En fait, c’est littéralement en opposition avec l’esprit et les principes de la Loi sur la santé et la sécurité du travail qui stipule pourtant que l’employeur a la responsabilité de voir, de maintenir et de prendre les moyens nécessaires pour assurer un milieu et un climat de travail sain et exempt de harcèlement, de violence, etc. De plus, la Loi est claire sur l’obligation de l’employeur de favoriser la prévention d’abord et avant tout. Les nouvelles pratiques de gestion promues par le ministère de la Santé et des Services sociaux renversent le fardeau de la responsabilité sur le travailleur et évitent soigneusement d’analyser les causes réelles des invalidités.
« Ces documents mettent de l’avant des pratiques qui, au final, sont des outils destinés aux gestionnaires pour améliorer les statistiques. C’est inquiétant parce que cette intrusion dans la vie privée des gens peut aller très loin. On ne peut pas laisser ça aller », ajoute-il.
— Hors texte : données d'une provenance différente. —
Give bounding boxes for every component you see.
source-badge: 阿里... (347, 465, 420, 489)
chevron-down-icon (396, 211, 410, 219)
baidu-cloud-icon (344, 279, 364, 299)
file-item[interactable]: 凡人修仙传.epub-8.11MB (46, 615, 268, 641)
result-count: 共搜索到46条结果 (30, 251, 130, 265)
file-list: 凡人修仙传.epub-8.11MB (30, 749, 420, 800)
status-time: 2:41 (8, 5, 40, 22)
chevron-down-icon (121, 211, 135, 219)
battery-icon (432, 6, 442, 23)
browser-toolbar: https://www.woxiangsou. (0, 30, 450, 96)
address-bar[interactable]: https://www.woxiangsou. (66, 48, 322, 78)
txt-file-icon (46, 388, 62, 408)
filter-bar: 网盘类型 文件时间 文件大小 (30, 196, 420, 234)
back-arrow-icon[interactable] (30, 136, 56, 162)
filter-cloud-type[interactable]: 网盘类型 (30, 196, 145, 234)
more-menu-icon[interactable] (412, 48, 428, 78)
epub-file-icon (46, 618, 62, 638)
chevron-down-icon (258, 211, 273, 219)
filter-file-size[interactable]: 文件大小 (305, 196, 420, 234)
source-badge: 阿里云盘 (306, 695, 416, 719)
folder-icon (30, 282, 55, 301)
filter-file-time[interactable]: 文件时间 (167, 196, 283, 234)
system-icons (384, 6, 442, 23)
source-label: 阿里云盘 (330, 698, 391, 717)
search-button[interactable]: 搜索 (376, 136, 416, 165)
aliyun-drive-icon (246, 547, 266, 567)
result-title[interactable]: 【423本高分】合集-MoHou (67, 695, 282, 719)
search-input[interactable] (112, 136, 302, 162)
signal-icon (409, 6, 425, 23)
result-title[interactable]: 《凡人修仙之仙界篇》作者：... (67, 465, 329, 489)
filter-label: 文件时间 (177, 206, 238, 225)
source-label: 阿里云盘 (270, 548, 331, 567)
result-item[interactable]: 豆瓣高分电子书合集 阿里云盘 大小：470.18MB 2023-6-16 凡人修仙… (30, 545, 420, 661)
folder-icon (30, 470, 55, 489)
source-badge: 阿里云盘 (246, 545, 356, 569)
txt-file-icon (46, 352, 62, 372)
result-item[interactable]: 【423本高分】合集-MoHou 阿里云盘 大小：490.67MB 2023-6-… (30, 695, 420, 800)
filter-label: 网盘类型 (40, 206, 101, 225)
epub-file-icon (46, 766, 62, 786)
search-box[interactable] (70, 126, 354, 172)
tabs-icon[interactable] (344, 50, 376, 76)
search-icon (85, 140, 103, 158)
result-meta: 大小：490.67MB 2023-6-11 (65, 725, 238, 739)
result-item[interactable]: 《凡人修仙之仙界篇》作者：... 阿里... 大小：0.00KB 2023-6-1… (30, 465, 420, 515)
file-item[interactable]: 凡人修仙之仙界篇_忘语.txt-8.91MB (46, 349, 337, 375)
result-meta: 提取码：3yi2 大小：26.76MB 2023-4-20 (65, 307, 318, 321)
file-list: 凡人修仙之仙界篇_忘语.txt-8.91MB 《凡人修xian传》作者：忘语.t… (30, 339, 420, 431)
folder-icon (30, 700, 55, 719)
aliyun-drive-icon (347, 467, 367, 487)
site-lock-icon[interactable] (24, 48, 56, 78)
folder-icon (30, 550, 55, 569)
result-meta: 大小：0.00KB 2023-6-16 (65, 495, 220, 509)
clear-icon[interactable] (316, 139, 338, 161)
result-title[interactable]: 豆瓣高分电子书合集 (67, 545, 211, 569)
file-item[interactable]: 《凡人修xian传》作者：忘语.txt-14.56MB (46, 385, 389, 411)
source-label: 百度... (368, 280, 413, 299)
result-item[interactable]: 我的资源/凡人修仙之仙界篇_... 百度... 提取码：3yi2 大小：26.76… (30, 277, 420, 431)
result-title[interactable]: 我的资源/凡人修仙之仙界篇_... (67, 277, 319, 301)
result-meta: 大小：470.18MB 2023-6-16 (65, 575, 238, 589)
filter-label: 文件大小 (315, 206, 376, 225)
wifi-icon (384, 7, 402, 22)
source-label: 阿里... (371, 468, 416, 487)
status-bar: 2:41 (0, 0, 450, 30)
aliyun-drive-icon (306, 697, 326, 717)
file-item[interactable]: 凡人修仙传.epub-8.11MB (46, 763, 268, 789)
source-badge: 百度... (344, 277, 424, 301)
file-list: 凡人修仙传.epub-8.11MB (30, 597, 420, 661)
Le Conseil général de la CSQ a d’ailleurs adopté un plan d’action qui comporte différents volets et mesures, dont des contestations juridiques.
Quel rapport avec le réseau de l’éducation ?
Pour Jean-François Piché, il ne fait aucun doute que les documents du ministère sont inspirés par les philosophies et les méthodes managériales en vogue parmi les entreprises privées, notamment dans l’économie du savoir, dans la haute technologie et dans certains milieux créatifs.
Selon lui, le secteur de l’éducation n’est pas à l’abri de cette tendance lourde. D’autant plus qu’il y a un parallèle flagrant à faire avec le secteur de la santé, notamment concernant les problèmes de climats en milieu de travail, l’organisation du travail, la violence, la hausse des cas d’invalidité, les objectifs et cibles à atteindre et le manque de ressources qui affectent lourdement le personnel de l’éducation.
« En santé, c’est souvent là qu’on fait des tests… Mais clairement, cette philosophie se fait sentir ailleurs. Par exemple, avec l’Ordre de l’excellence en éducation et l’idée de récompenser une personne, on est là-dedans. C’est une gestion des ressources humaines axée sur l’individu, le rendement et la récompense au mérite. Malheureusement, le contexte culturel et social est favorable à cette tendance dans l’opinion publique et le gouvernement capitalise là-dessus. »
À la lumière de ce qui se passe dans certaines écoles, on ne peut que constater que, déjà, des directions s’inspirent de ces pratiques abjectes qui font des dommages importants chez le personnel du réseau de la santé.